Gwen had shown valor and integrity and in that moment, he suddenly didn't see Gwen, the servant. He saw Guinevere, a strong and valiant beautiful woman for the first time after all these years. He remembered the compassion she always displayed for others, knew of her fierce loyalty to Camelot's lesser citizens, and envied her conviction for justice to all. He saw her beauty. Yesterday, twice, she had said that the women should be allowed to fight right along with the men, so he already knew that she possessed courage of knights. She caught him off guard indeed.

He'd had privilege and luxury all his life. It was all that he knew. He took for granted his birthright and enjoyed all the liberties entailed therein. It shouldn't be expected of him to do anything beneath him, to expect anything less. He was a Pendragon after all. He would be king someday who would have kingly things to do. But wait. Did not being king mean to recognize the value of men, and even the simplest of things? Though Camelot flourished, it was still in contradiction to the state of her people. The most of them were poor, this village's hardships a normality. How were they not as important? Guinevere recognized the hypocrisy. Those substantial traits that she possessed was surely lacking in him.

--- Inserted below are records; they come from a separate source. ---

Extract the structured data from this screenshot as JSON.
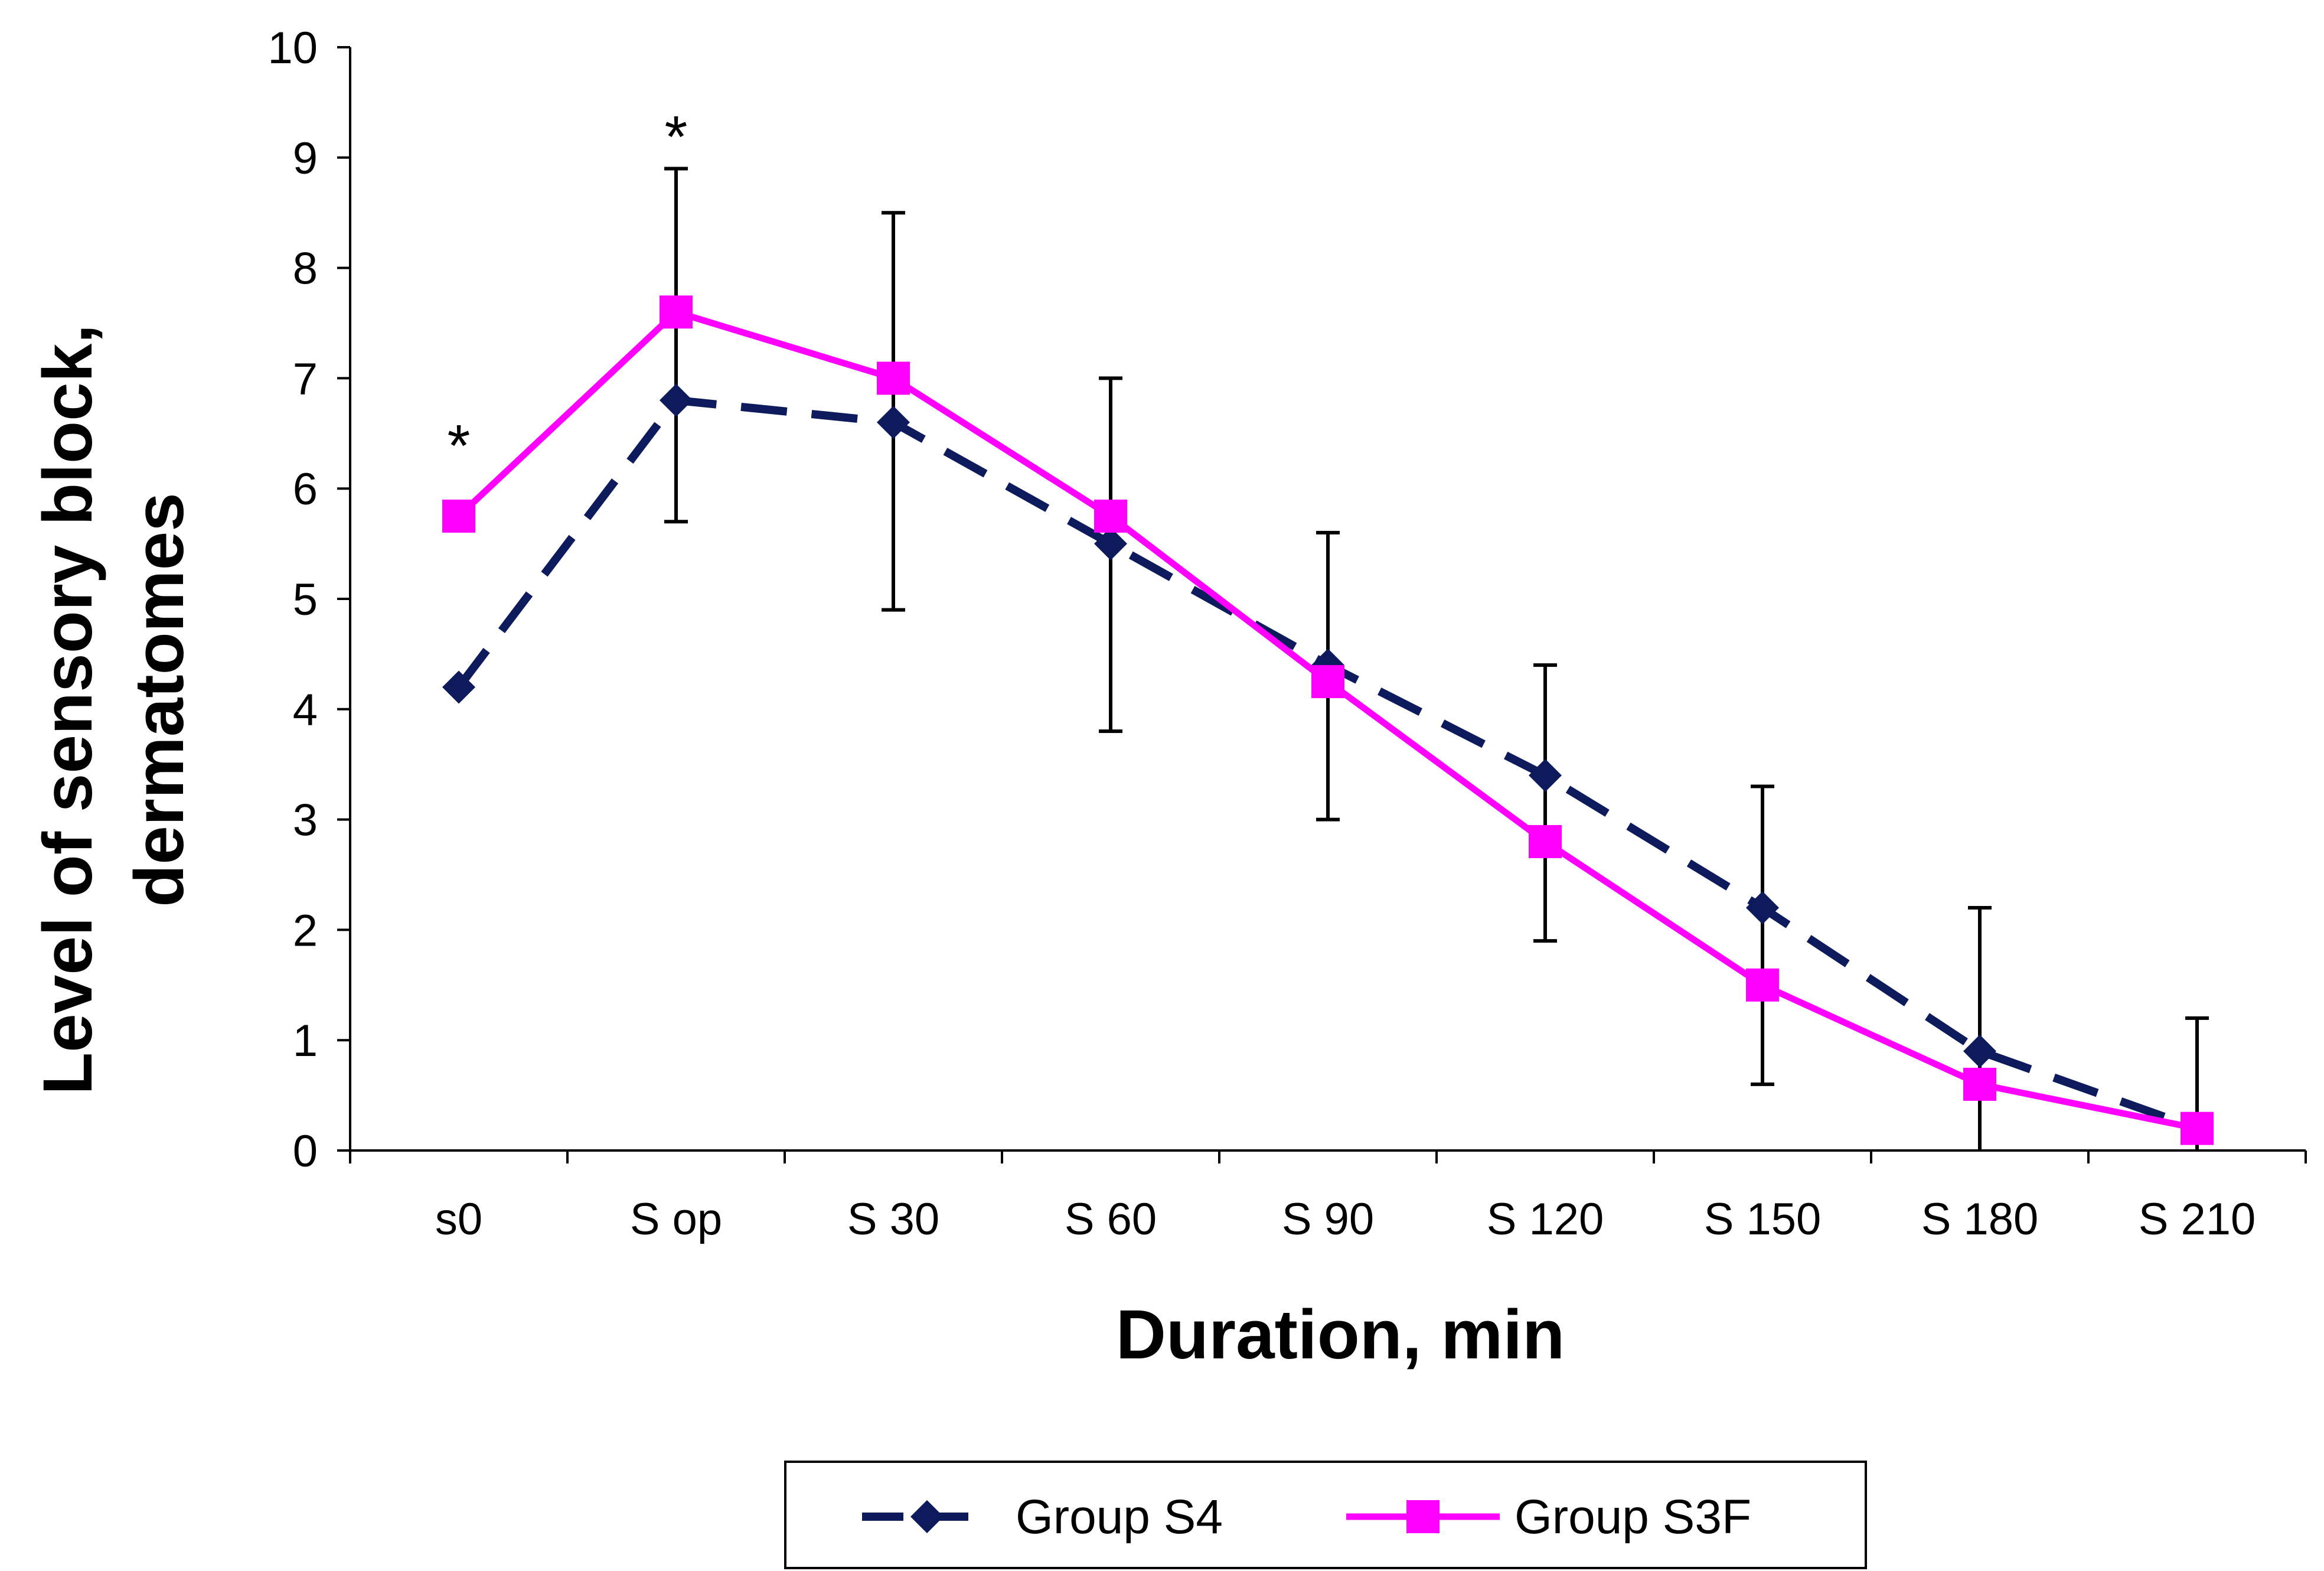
{
  "chart_data": {
    "type": "line",
    "xlabel": "Duration, min",
    "ylabel": "Level of sensory block, dermatomes",
    "ylabel_lines": [
      "Level of sensory block,",
      "dermatomes"
    ],
    "categories": [
      "s0",
      "S op",
      "S 30",
      "S 60",
      "S 90",
      "S 120",
      "S 150",
      "S 180",
      "S 210"
    ],
    "yticks": [
      "0",
      "1",
      "2",
      "3",
      "4",
      "5",
      "6",
      "7",
      "8",
      "9",
      "10"
    ],
    "ylim": [
      0,
      10
    ],
    "grid": false,
    "legend_position": "bottom",
    "series": [
      {
        "name": "Group S4",
        "color": "#0d1a5c",
        "line_style": "dashed",
        "marker": "diamond",
        "values": [
          4.2,
          6.8,
          6.6,
          5.5,
          4.4,
          3.4,
          2.2,
          0.9,
          0.2
        ]
      },
      {
        "name": "Group S3F",
        "color": "#ff00ff",
        "line_style": "solid",
        "marker": "square",
        "values": [
          5.75,
          7.6,
          7.0,
          5.75,
          4.25,
          2.8,
          1.5,
          0.6,
          0.2
        ]
      }
    ],
    "error_bars": {
      "upper": [
        null,
        8.9,
        8.5,
        7.0,
        5.6,
        4.4,
        3.3,
        2.2,
        1.2
      ],
      "lower": [
        null,
        5.7,
        4.9,
        3.8,
        3.0,
        1.9,
        0.6,
        0.0,
        0.0
      ]
    },
    "annotations": [
      {
        "text": "*",
        "category": "s0",
        "y": 6.5
      },
      {
        "text": "*",
        "category": "S op",
        "y": 9.3
      }
    ]
  }
}
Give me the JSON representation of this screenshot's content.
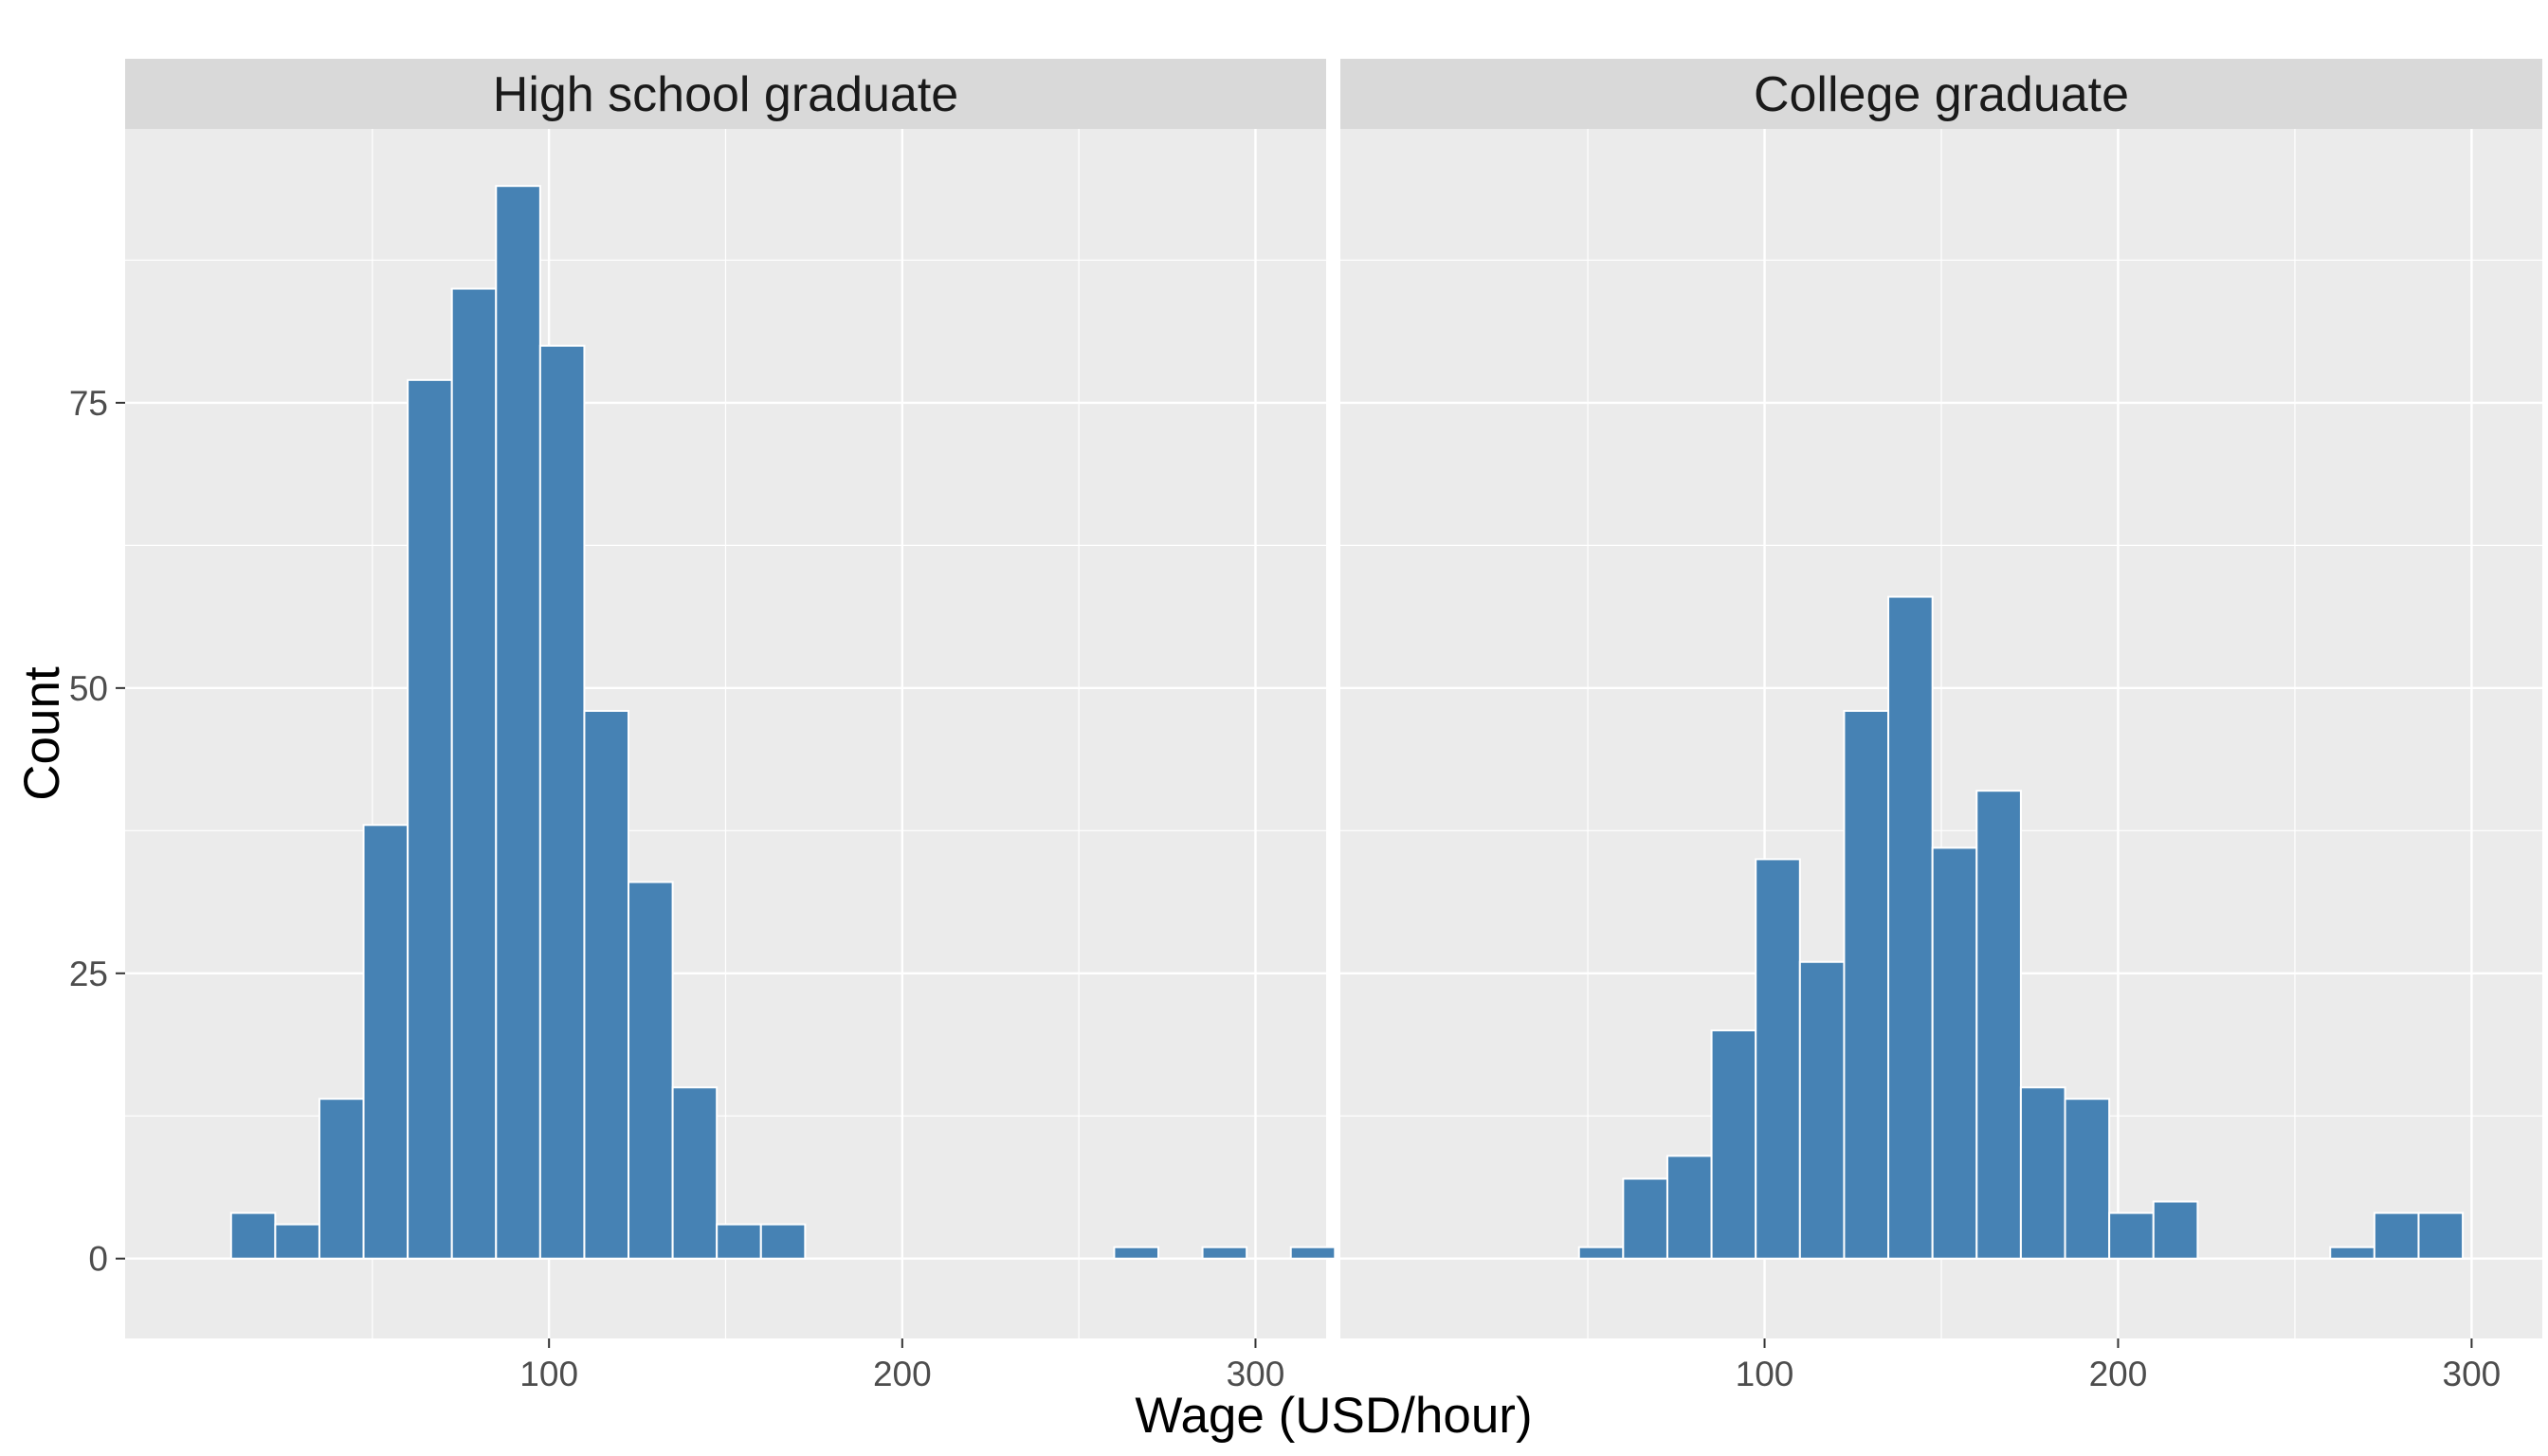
{
  "chart_data": {
    "type": "bar",
    "subtype": "histogram",
    "xlabel": "Wage (USD/hour)",
    "ylabel": "Count",
    "xlim": [
      -20,
      320
    ],
    "ylim": [
      -7,
      99
    ],
    "x_ticks": [
      100,
      200,
      300
    ],
    "y_ticks": [
      0,
      25,
      50,
      75
    ],
    "bin_width": 12.5,
    "fill_color": "#4682B4",
    "bar_outline_color": "#FFFFFF",
    "panel_background": "#EBEBEB",
    "strip_background": "#D9D9D9",
    "grid": true,
    "legend": "none",
    "facets": [
      {
        "title": "High school graduate",
        "bins": [
          {
            "x": 16.25,
            "count": 4
          },
          {
            "x": 28.75,
            "count": 3
          },
          {
            "x": 41.25,
            "count": 14
          },
          {
            "x": 53.75,
            "count": 38
          },
          {
            "x": 66.25,
            "count": 77
          },
          {
            "x": 78.75,
            "count": 85
          },
          {
            "x": 91.25,
            "count": 94
          },
          {
            "x": 103.75,
            "count": 80
          },
          {
            "x": 116.25,
            "count": 48
          },
          {
            "x": 128.75,
            "count": 33
          },
          {
            "x": 141.25,
            "count": 15
          },
          {
            "x": 153.75,
            "count": 3
          },
          {
            "x": 166.25,
            "count": 3
          },
          {
            "x": 266.25,
            "count": 1
          },
          {
            "x": 291.25,
            "count": 1
          },
          {
            "x": 316.25,
            "count": 1
          }
        ]
      },
      {
        "title": "College graduate",
        "bins": [
          {
            "x": 53.75,
            "count": 1
          },
          {
            "x": 66.25,
            "count": 7
          },
          {
            "x": 78.75,
            "count": 9
          },
          {
            "x": 91.25,
            "count": 20
          },
          {
            "x": 103.75,
            "count": 35
          },
          {
            "x": 116.25,
            "count": 26
          },
          {
            "x": 128.75,
            "count": 48
          },
          {
            "x": 141.25,
            "count": 58
          },
          {
            "x": 153.75,
            "count": 36
          },
          {
            "x": 166.25,
            "count": 41
          },
          {
            "x": 178.75,
            "count": 15
          },
          {
            "x": 191.25,
            "count": 14
          },
          {
            "x": 203.75,
            "count": 4
          },
          {
            "x": 216.25,
            "count": 5
          },
          {
            "x": 266.25,
            "count": 1
          },
          {
            "x": 278.75,
            "count": 4
          },
          {
            "x": 291.25,
            "count": 4
          }
        ]
      }
    ]
  }
}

Ealdor was not part of his kingdom, but it was where Merlin's mother lived, and they were under duress by the brutal assaults of bandits. The boy's home village, full of life and love and poverty, and his beloved home nonetheless needed help; help that Arthur's father had callously denied in the name of politics. He was here in fact to prove that they deserved to live in peace. He was here to help them fight for the right to grow their crops and raise their families without fear. He was here because of Merlin. A servant. No. A friend, though he wouldn't admit that to Merlin or anyone else. But she had left the security and comforts of Camelot to fight for her friend and risk her life, too. He respected and admired that in her.

And now she made him feel ashamed for turning his royal nose up at the humble meal Hunith served him. Gwen had more grace and common sense than he gave her credit for, and cared far more than any noble ever would, including himself once upon a time. Their contrast was so appealing and that thought attracted him to her even more so.

She liked him, too; at least on some level he could feel that. She was a breath of fresh air, and he allowed her words to wrap around him like a warm blanket. He desired to learn more about her and remain blissfully ignorant of where this path could lead.

And so he would show his humility; that he could indeed listen and learn by eating the entire bowl of porridge and appreciate the meal when it was served again. He looked at the bowl in his hand right then, and found it empty. He smiled. Porridge, he decided. Definitely porridge.

She continued to take his breath away, astonishing to him, refreshing even, and had become more than just a servant to him, especially, later on, when they clasped their wrists as comrades-in-arms and he'd asked her if she was frightened. Her head held high, her eyes full of resolve, she'd replied, "Not in the least," and promptly left the ranks to command her post as fearless as any other trained warrior. She wasn't afraid of the fight to come, afraid perhaps for the people they had come to protect, but not of the fight itself, and that, too, endeared her to him. In a jarring moment of truth, Arthur would not deny that this was when things changed for him and a servant in tunic and trousers.